The Greenfield team is, in fact, the reason our firm has survived and even thrived during this early phase for the brownfield industry. Jim Towne, chairman, and George Blackstone, president and CEO, assembled a board of advisors which included William D. Ruckelshaus, a Seattle resident who was twice administrator of the EPA and also served as acting FBI director and as deputy U.S. attorney general.

Robert J. Holmes, president and CEO of Harbor Properties in Seattle, joined the Greenfield board of advisors with the kind of broad-based real estate acumen that can only come from a 30-year career in both major private sector developments as well as public sector activity which includes his experience as executive director of the Portland Development Commission.

John Funderburk joined Greenfield as environmental director in mid-1997, following 11 years as director of Industrial Development Services for Seattle-based Hart Crowser. Lewis Norry joined last year as a Greenfield partner in the East, bringing his depth of experience as a third-generation redevelopment specialist. And in April, Ernie Velton came to Greenfield as chief financial officer, leaving his position as vice president and senior project lending officer for Seafirst Bank in Seattle. Elliott Laws, the former deputy administrator of the EPA, has provided guidance from his new post as a partner at Patton Boggs in Washington D.C.

This team has allowed us to find our niche position: we strive to be the best at dealing with the most complex properties -- sites with multiple layers of environmental, political and economic challenges. Every Greenfield project involves the management of significant risk. Patience is required.

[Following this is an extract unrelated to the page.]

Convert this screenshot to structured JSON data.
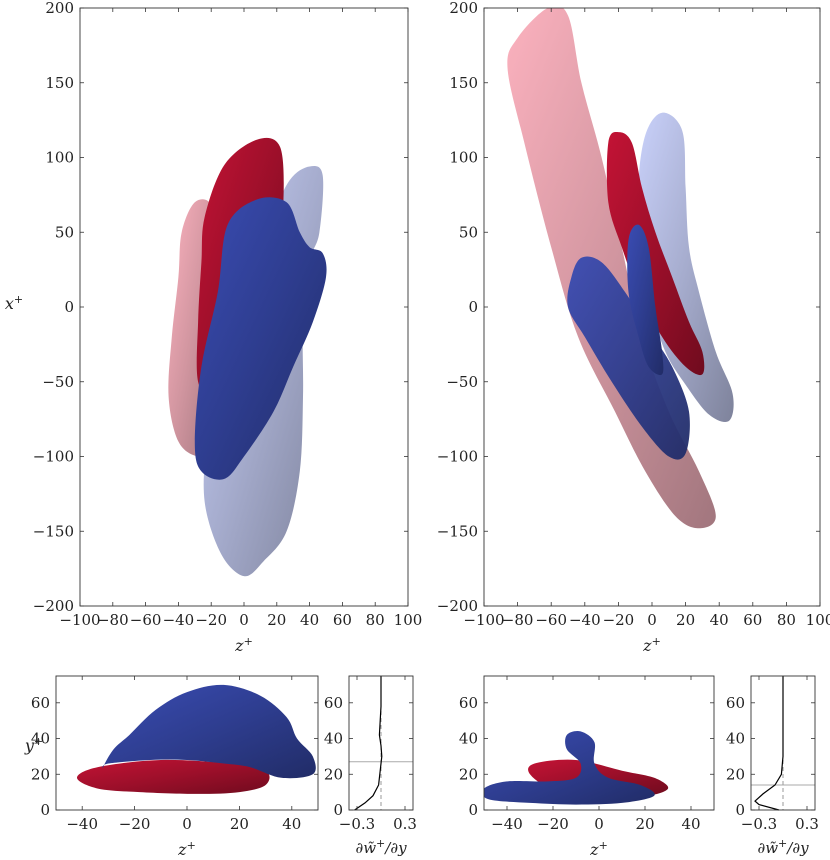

Greenfield's niche is best defined by our work on the OII Superfund, a landfill in Monterey Park, Calif., near Los Angeles. For more than 10 years, it was an example of Superfund conflict and congestion.

By working to align the interests of all parties involved with the property, Greenfield has been able to separate a 45-acre parcel from the 195-acre site. We will remediate and install infrastructure under a series of agreements with the EPA, the steering committee for more than 2,000 "Potentially Responsible Parties," (Superfund-speak for parties being held responsible for the cleanup), two city governments, the estate for the owner/operators, the current tenants and the future developer.

In 1999, construction will begin on a retail center which will generate property and sales taxes and hundreds of new jobs on a site which has been noteworthy mainly for its years of environmental blight on the surrounding communities.

We are now working on a number of other brownfield projects such as a 40-acre site near Princeton, N.J., and a 175,000-square-foot contaminated industrial building in Toledo, Ohio. We have projects pending in Indianapolis, Chicago, Baltimore and northern Maryland. Two projects are also under negotiation in Seattle.

But the OII Superfund site is the clearest paradigm for our business: if contamination has destroyed an otherwise promising location, and if the problem has set off some challenging legal and community conflicts, then Greenfield has the chance to show that the worst can become the best if you have perseverance and the right team.


David Kimball is executive vice president of Greenfield Development.